But how do you know? by Nance Morris Adler
December 15, 2025by Ariel Lapson and Melissa Rivkin l February 2026

What happens when 130 Jewish educators from across the United States and Canada gather to rethink how we teach about Israel?
In February, 19 educators from Seattle joined that conversation at the Unpacked for Educators (OpenDor Media) Israel Education Conference , “Navigating Israel education in a changing landscape”.. Together with colleagues from day schools, synagogues, camps, and youth movements, they spent two days addressing a question that feels especially urgent:
How do we prepare Jewish young people to engage with Israel and all its associated complexities, with confidence, knowledge, and moral clarity?
At its core, this work begins from a clear premise: Israel is the historic and modern homeland of the Jewish people, and Jewish self-determination is foundational to contemporary Jewish identity. The question is not whether that is true — but how we ensure the next generation can articulate it thoughtfully and confidently.
Across North America, research tells a consistent story. Many Jewish teens report feeling emotionally connected to Israel. Yet when asked to define key terms, explain foundational historical moments, or respond to accusations, that confidence can falter without a solid foundation of knowledge.
Connection alone is not enough. Information alone is not enough.
Young people need both — grounded knowledge and a lived sense of belonging — to navigate college campuses, social media, and civic spaces with steadiness and strength.
Seattle’s delegation reflected the breadth of our community. Educators came from 11 organizations spanning denominations and settings: Camp Solomon Schechter, Herzl Ner Tamid, Congregation Beth Shalom, Temple B’nai Torah, Temple De Hirsch Sinai, BBYO, Jewish Day School, MMSC Day School, Northwest Yeshiva High School, Seattle Hebrew Academy and Seattle Jewish Community School.
That breadth wasn’t incidental — it was foundational.
Israel education does not happen in only one setting. It happens in classrooms, youth lounges, campfire circles, and congregational spaces. Each setting shapes identity differently. When educators across those settings build shared language and shared frameworks, students encounter reinforcement rather than fragmentation.
Several themes echoed throughout the conference:
We cannot teach Israel as a silo, but rather it must be integrated within the broader Jewish educational curriculum.

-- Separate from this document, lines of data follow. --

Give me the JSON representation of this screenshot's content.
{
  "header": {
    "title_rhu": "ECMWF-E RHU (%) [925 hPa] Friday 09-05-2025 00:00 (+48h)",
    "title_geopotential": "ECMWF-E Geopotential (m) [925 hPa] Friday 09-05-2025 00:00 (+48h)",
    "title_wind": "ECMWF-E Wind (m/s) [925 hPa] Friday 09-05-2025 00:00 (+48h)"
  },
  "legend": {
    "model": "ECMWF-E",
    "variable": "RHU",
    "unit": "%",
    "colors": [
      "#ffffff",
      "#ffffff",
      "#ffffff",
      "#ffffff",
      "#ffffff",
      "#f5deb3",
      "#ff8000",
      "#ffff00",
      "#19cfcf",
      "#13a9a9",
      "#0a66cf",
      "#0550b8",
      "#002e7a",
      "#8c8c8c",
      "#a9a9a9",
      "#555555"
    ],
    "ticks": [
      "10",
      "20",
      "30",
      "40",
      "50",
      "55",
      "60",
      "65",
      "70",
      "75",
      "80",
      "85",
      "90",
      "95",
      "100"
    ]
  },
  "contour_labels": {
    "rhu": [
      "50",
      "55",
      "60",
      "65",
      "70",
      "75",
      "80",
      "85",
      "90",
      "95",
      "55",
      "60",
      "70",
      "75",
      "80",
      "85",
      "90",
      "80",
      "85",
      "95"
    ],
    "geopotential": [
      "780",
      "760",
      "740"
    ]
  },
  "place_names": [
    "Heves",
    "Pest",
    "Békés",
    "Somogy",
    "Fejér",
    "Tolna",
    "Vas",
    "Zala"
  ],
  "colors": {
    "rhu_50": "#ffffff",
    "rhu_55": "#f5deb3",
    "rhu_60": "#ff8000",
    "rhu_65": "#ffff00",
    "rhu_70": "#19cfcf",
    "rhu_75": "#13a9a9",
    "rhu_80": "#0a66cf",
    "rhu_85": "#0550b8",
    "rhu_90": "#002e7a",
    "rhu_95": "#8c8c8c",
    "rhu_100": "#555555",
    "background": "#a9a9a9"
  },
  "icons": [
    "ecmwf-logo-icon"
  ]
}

We must introduce and support our students to grapple with complex topics early enough to ensure they are provided a safe and nurturing environment to explore, ask questions, and develop analytical thinking skills. That requires sustained, developmentally appropriate learning that grounds students in Jewish history and peoplehood, builds confidence and moral clarity, and equips them to engage complexity thoughtfully — including when the subject is Israel, not only when headlines demand it.
Proactive Israel education means being intentional about what students should leave with — the ability to articulate foundational historical anchors, understand Zionism as the Jewish national movement, distinguish between critique and delegitimization, and engage disagreement without surrendering moral clarity.
Educators explored how to balance content, complexity, and connection. They debated what is essential, what should spiral developmentally, and how to teach pride without oversimplification.
If we do this well, a student who encounters a hard question on campus will not freeze. A teen scrolling social media will recognize distortion. A young adult will be able to speak about Israel not only from emotion, but from knowledge.
Jewish day schools may have more structured time to build sustained historical literacy. Camps and youth movements cultivate belonging and lived identity. Synagogues foster community and intergenerational conversations. Each setting plays a distinct role. Together, they form a resilient ecosystem.
For Samis, supporting participation in this gathering was not about a single conference. It was about strengthening educator capacity and deepening cross-institutional collaboration in Seattle.
Nineteen educators returned with tools, relationships, and shared purpose. In a moment when Jewish literacy and civic confidence matter more than ever, that alignment is essential.
Israel education is not a program. It is a long-term investment in resilience, clarity, and communal strength.
Seattle is leaning in — together.



Ariel Lapson is the Senior Program Officer for Experiential Education and Director of Grants Management at Samis and Melissa Rivkin is the Director of Day School Strategy at Samis.